I also want to investigate what frameworks exist that we could exploit for achieving greater robustness, extensibility and looser coupling. I've not yet found something that seems super strong in the Python realm, but will do some more research.

Does that sound reasonable?

jamessynge commented 6 years ago

Going rather off-topic...

Regarding Python, I don't love it as a choice for POCS simply because we find out about several classes of problems only at runtime (e.g. type mismatches and unknown symbols). Yet I recognize that Python is much more approachable for novice programmers than most compiled languages. This has led me to consider the benefits of POCS providing a framework written in a strongly typed language, but with extensibility with any language enabled via either a communication system like ZeroMQ, a protocol like HTTP (e.g. json RPCs) or even a simple unix pipe. This would allow schedulers and image analysis code to be in Python.

The advantage of an RPC like mechanism is that we don't have to do as much upfront design of our communications, and only need to focus on pair-wise contracts. OTOH, ZeroMQ, being more of a pub-sub system, seems better suited to a message-bus style. The latter can be very useful in that we don't need to know who the recipient of a message is, just what the format must be... which requires more planning.

gnthibault commented 6 years ago

My 2 cents here (amateur astronomer). I was trying to design a POCS-like software (for fun/ learning experience) for some month now. I found POCS while trying to look for a proper FSM support in python, and was really amazed by its features/the way it was written because it was very close to my ideal goal.

My new branch is now heavily inspired by POCS, and some of its files are just direct copies of it, please let me know if that is a problem/I should update some reference/licence files somewhere. Implementing an Indi version of the mount control class from POCS, is in my TODO list, although I haven't started yet.

Anyway, I first started with my own classes for providing services (astrometry, weather...) and relying on Indi for driving other devices like mount/camera or focuser.
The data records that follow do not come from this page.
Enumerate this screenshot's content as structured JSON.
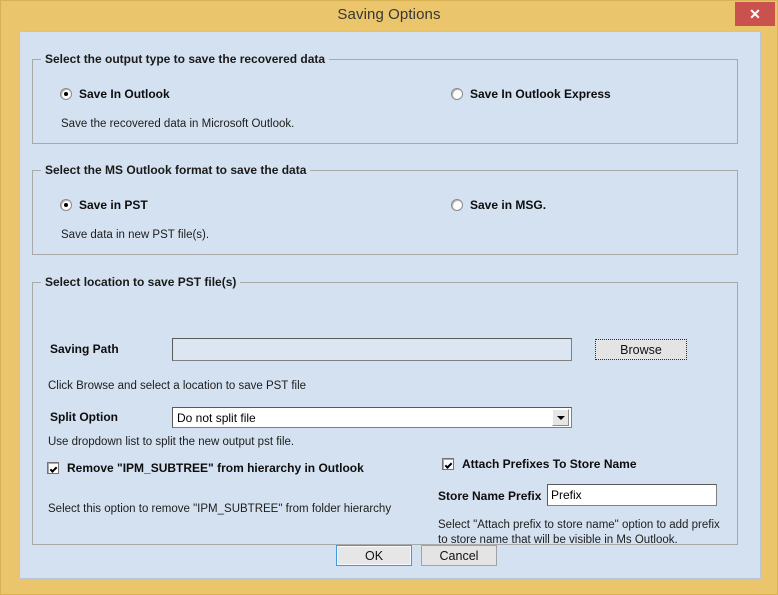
{
  "window": {
    "title": "Saving Options",
    "close_label": "✕"
  },
  "colors": {
    "title_bar": "#eac56b",
    "close_button": "#c9524f",
    "dialog_body": "#d4e1f0",
    "focus_border": "#3c9ade"
  },
  "group_output": {
    "legend": "Select the output type to save the recovered data",
    "options": [
      {
        "label": "Save In Outlook",
        "checked": true
      },
      {
        "label": "Save In Outlook Express",
        "checked": false
      }
    ],
    "hint": "Save the recovered data in Microsoft Outlook."
  },
  "group_format": {
    "legend": "Select the MS Outlook format to save the data",
    "options": [
      {
        "label": "Save in PST",
        "checked": true
      },
      {
        "label": "Save in MSG.",
        "checked": false
      }
    ],
    "hint": "Save data in new PST file(s)."
  },
  "group_location": {
    "legend": "Select location to save PST file(s)",
    "saving_path": {
      "label": "Saving Path",
      "value": "",
      "placeholder": ""
    },
    "browse_button": "Browse",
    "browse_hint": "Click Browse and select a location to save PST file",
    "split_option": {
      "label": "Split Option",
      "value": "Do not split file",
      "options": [
        "Do not split file"
      ],
      "hint": "Use dropdown list to split the new output pst file."
    },
    "remove_subtree": {
      "label": "Remove \"IPM_SUBTREE\" from hierarchy in Outlook",
      "checked": true,
      "hint": "Select this option to remove \"IPM_SUBTREE\" from folder hierarchy"
    },
    "attach_prefixes": {
      "label": "Attach Prefixes To Store Name",
      "checked": true,
      "prefix_label": "Store Name Prefix",
      "prefix_value": "Prefix",
      "hint": "Select \"Attach prefix to store name\" option to add prefix to store name that will be visible in Ms Outlook."
    }
  },
  "footer": {
    "ok_label": "OK",
    "cancel_label": "Cancel"
  }
}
Of course, I am nowhere near something usable now (I don't have time constraint, it is a personal project), but you can find example of pyindi usage and other services here: https://github.com/gnthibault/RemoteObservatory/tree/NewScopeSimulator

An example of an indi mount class in python: https://github.com/gnthibault/RemoteObservatory/blob/NewScopeSimulator/Mount/IndiMount.py

Example of Astrometry client (corrected with help from dustin Lang): https://github.com/gnthibault/RemoteObservatory/blob/NewScopeSimulator/Service/NovaAstrometryService.py

Sorry if that message disturbed the aforementioned issue tracking.

Regards

Thibault

jamessynge commented 6 years ago

Thibault, thanks for your input. After reading it I decided to post to our forum regarding the general topic of build/borrow/buy of this software. Perhaps you'd like to chime in?